We have an investment committee, a sub-committee of the board, to check investments. This committee meets every month and goes into the details of all investments. The investment committee comprises not only LIC officials but also finance ministry officials, besides heads of banks and financial institutions. Every operation and investment has to be reported to the board, the committees and a policyholders’ protection committee. It is a board-run company.

Are there any internal controls or systems that need to be reviewed?
We have set up a three-member committee, which includes two executive directors, to look into the systems. It will submit a detailed report within a fortnight.

The annual accounts for the year ended March are still to be tabled in Parliament. Don’t you think such delays make the numbers less meaningful?
Our accounts are with Parliament for approval. You are right; there is a time gap. But we handle large volumes locally and globally, so it takes time. We are taking IT initiatives to correct this. Hopefully, we will be able to present it to an earlier session (than the winter session) of Parliament next year.

Won’t returns to other policyholders get affected because of ‘notional actuarial loss’ in three schemes, as the gap has to be bridged from the profits of other schemes?
We are providing for it every year in our balance sheet.
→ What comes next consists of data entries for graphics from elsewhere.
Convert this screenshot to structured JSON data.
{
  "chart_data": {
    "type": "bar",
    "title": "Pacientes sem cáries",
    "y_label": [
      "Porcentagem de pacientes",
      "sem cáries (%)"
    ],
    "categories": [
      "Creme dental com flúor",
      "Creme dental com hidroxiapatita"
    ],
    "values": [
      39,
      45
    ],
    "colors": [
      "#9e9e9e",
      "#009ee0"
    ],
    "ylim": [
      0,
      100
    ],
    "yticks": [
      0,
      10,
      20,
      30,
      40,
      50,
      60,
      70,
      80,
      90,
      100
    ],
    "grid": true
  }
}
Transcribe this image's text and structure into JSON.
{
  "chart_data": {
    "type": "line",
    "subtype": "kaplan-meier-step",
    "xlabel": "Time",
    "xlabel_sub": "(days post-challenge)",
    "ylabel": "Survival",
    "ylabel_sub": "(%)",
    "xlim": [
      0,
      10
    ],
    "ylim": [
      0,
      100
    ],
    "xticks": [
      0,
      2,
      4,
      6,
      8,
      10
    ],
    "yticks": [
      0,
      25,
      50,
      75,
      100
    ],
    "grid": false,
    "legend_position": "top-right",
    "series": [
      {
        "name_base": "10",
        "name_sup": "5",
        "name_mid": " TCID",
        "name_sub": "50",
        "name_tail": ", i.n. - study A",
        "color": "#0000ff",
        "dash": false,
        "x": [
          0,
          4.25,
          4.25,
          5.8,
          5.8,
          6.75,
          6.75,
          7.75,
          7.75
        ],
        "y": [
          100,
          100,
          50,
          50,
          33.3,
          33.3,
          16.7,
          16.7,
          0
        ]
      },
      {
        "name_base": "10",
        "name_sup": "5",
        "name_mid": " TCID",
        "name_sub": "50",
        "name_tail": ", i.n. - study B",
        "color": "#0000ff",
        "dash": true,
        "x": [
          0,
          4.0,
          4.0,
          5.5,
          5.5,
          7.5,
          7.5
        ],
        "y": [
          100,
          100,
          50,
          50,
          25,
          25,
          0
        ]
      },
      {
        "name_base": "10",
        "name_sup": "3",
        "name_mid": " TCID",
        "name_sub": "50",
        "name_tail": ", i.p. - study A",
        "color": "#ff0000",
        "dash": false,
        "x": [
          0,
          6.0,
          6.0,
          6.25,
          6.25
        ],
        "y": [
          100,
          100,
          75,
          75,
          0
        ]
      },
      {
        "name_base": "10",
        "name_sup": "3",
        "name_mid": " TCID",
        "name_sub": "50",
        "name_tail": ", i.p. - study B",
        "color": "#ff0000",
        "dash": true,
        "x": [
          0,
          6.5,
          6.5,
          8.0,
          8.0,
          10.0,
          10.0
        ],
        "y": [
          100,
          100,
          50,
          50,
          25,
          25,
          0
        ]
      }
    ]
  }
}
The valuation surplus of LIC is increasing every year. Last year, it was Rs 21,000 crore, up from Rs 10,000 crore a few years back. Ninety-five per cent of this goes back to policyholders. Also, while Irda mandates a 150 per cent solvency margin, we have provided 154 per cent at Rs 46,000 crore.

What are you doing to restore LIC’s image?
LIC is a strong brand. Some things happened, which were unfortunate. But media reports also lacked objectivity. We are informing our policyholders. The finance ministry and the regulator have already said that LIC is a strong and stable institution.